Watchdog in hibernation
When the Supreme Court ruled the Broadcasting Law constitutional just two days after last October’s midterm elections, this newspaper concluded that the government should not so much congratulate itself on a triumph as see the endorsement as a challenge. Serious doubts arise as soon as the disproportionate weight of the main players in the communications market and the contradictory track record of Kirchnerite policies in this sphere are analysed — even though the legislation meets the highest standards of developed countries in terms of promoting rights and its anti-monopoly clauses.
Eight months later, the reality is that this winter finds the AFSCA media watchdog keeping on ice any analysis of the proposals presented by the various media groups to adapt to the new legislation. In particular, the Spanish Prisa and Telefónica groups and the locally owned Telecentro belonging to the rightwing Peronist Alberto Pierri, among others. All these proposals were submitted some 18 months ago with this inexplicable delay responding far more to political causes than any conscientious study of how the plans match up to the new law. In the case of Clarín, AFSCA has grave doubts as to whether the presentation made by the group to divide itself into six units conceals a strong element of dummy ownership, basically boiling down to mere camouflage. Meanwhile the stipulated 180-day period for the media to align themselves with the law is running out so that any rejection of the main media group’s plan would leave little room for manoeuvre. In other words, closer to being able to sue the government for arbitrary behaviour. In fact, the government becomes as guilty of delay as a Supreme Court which delayed its decision year after year, as the Cristina Fernández de Kirchner administration rightly protested. As CFK pointed out last week, she herself has little more than 500 days left in her term.
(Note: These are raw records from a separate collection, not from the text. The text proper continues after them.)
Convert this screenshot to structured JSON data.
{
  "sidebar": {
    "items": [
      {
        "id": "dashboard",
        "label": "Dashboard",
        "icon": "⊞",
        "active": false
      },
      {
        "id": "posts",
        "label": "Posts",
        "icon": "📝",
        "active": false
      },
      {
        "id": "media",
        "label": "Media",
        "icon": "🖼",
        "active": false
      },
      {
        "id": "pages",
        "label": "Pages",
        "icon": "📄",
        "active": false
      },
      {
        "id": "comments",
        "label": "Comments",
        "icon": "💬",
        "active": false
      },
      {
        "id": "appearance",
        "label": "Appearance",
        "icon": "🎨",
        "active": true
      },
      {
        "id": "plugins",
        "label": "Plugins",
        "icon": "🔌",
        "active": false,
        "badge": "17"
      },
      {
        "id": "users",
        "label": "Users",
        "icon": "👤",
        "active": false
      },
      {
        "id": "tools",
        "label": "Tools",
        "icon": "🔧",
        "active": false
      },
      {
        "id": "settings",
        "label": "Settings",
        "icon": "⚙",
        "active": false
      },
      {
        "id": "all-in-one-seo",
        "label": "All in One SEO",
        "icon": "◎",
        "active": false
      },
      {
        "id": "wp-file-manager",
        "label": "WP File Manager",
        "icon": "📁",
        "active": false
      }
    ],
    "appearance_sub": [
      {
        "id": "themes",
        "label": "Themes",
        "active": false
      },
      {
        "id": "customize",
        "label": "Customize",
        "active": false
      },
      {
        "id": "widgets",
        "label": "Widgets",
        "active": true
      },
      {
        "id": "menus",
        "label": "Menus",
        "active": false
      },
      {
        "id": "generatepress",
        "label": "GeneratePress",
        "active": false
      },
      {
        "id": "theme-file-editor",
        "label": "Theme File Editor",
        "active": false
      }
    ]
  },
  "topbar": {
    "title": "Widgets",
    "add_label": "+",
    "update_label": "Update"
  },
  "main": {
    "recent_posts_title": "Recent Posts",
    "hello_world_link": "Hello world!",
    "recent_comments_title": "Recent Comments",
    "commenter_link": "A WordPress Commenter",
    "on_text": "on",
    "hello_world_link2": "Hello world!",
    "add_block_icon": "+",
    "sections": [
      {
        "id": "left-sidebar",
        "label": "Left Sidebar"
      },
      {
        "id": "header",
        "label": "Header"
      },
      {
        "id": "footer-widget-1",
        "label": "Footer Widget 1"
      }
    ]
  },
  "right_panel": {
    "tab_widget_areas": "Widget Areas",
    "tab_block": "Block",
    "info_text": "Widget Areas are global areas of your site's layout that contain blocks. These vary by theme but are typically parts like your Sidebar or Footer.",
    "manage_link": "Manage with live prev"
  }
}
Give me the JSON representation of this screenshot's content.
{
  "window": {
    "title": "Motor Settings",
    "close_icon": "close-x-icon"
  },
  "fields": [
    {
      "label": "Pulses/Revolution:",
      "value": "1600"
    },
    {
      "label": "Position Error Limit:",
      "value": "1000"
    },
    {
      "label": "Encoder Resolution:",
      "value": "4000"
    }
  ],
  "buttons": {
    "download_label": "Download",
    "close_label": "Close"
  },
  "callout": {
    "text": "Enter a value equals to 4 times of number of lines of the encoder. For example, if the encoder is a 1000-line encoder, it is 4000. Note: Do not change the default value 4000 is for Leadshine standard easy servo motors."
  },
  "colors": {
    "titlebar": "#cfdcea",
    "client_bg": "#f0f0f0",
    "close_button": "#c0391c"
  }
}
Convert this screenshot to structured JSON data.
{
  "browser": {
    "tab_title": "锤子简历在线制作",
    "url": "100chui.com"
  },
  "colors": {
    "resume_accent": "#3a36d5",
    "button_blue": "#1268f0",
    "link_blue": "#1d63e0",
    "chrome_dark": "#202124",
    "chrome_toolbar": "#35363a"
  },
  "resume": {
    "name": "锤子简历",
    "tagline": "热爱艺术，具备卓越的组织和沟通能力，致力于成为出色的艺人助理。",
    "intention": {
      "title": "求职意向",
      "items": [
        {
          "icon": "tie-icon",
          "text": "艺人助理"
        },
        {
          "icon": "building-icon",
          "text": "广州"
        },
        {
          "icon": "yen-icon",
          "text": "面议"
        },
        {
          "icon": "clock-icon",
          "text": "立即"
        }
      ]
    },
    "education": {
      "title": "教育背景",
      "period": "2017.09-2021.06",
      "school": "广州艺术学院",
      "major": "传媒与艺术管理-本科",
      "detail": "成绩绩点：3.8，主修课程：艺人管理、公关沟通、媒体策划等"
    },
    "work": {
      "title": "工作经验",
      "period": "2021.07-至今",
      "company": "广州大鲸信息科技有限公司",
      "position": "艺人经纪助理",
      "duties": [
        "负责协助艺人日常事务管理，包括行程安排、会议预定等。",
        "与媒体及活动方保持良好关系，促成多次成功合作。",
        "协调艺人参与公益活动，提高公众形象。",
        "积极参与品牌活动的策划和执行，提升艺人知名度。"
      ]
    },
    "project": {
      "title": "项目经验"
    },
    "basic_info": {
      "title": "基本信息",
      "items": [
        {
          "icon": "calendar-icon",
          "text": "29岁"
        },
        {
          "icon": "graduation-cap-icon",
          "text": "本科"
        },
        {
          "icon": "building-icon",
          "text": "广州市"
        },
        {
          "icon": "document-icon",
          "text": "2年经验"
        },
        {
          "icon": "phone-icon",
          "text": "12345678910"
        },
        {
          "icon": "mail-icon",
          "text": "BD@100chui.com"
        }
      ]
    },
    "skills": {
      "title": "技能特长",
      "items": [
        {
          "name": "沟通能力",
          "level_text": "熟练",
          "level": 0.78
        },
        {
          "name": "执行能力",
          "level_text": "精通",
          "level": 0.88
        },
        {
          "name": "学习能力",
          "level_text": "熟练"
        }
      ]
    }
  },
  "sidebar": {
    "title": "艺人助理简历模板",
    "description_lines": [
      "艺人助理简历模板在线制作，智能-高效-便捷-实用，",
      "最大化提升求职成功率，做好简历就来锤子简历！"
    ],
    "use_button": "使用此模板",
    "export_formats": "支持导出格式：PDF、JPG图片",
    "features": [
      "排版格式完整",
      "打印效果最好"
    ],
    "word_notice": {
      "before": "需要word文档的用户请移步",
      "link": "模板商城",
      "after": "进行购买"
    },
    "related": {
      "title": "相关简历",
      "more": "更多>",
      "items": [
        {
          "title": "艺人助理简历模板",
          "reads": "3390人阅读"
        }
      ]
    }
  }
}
Implementing media legislation is a complex task. This AFSCA has improved on the performance of its predecessors by starting up low-frequency radios and television channels and awarding new licences to municipalities, universities and NGOs, as well as unblocking some commercial tenders. But on the other hand, little has been done to make Channel 7 genuinely public rather than a ruling party mouthpiece. In any case in what most interests the government — downsizing a substantial part of the media market — the limbo imposed by the Casa Rosada only conspires against the noble aims proclaimed by Kirchnerism. So perhaps the answer to our question is that the standards and objectives of the media law are more democratic than the government proclaiming them.